Three are in Flushing and the fourth in Kew Gardens. They include St. George’s Episcopal Church in Flushing on Saturday from 10 a.m. to 4 p.m. and the Episcopal Church of the Resurrection in Kew Gardens on Saturday from 10 a.m. to 3 p.m. The Free Synagogue of Flushing will be open Sunday beginning at 2:30 p.m. The Quaker Meeting House in Flushing will be open Sunday from 12:30 to 2 p.m.
“Religious art and architecture is perhaps our greatest creative achievement” said Peg Breen, president of the New York Landmarks Conservancy. “Nowhere in the United States is this better demonstrated than right here in New York with its rich diversity of religious and ecclesiastical buildings.”

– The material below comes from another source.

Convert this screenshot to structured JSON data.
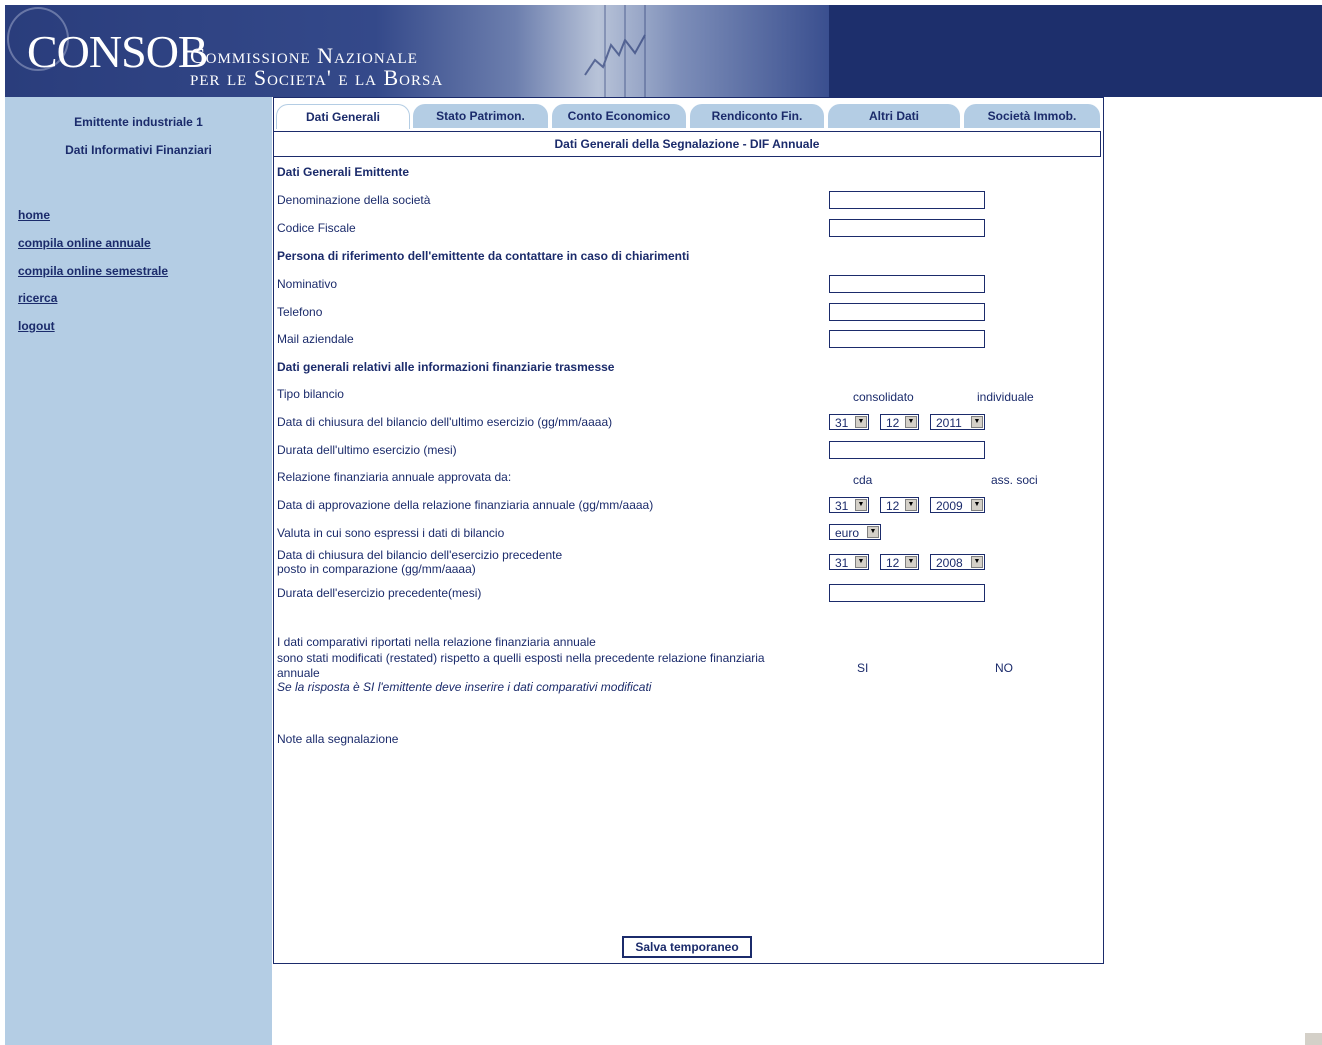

St. George’s Episcopal is located at 135-32 38 Ave., but faces Main Street. Besides touring the stone structure that was built in 1854, visitors will be treated to musical selections.
In 2010, the church lost its wooden steeple, which was blown off during the Sept. 16 tornado. Reconstruction is continuing with the help of a grant from the conservancy’s Sacred Sites program.
The church dates back to 1702 and has been at the same location since 1746. One of its most well-known members was Francis Lewis of Whitestone, a signer of the Declaration of Independence.
The Church of the Resurrection is located at 85-09 118 St. Its current facility was built in 1904 around its original 1874 structure, which is preserved inside. It features a French gothic- style facade with a stone base and tower.
One of its parishioners was the reformer Jacob Riis. In 1900, then-Gov. Theodore Roosevelt attended the wedding of Riis’ daughter there.
The Quaker Meeting House is located at 137-16 Northern Blvd. and was built in 1694 and enlarged in 1716-19. It is one of the oldest existing places of worship in the country.
British soldiers occupied the building during the Revolutionary War and there is a burial ground in the rear.
The Free Synagogue, located at 41-60 Kissena Blvd., is the oldest Reform congregation in Queens. The facility includes a late-19th century mansion that the synagogue bought in 1921 and an adjacent synagogue built in 1927.
The Free Synagogue will hold tours at 2:30 p.m. followed by a concert, “East Meets West: Asian Poetry Set by European Composers” at 3 p.m.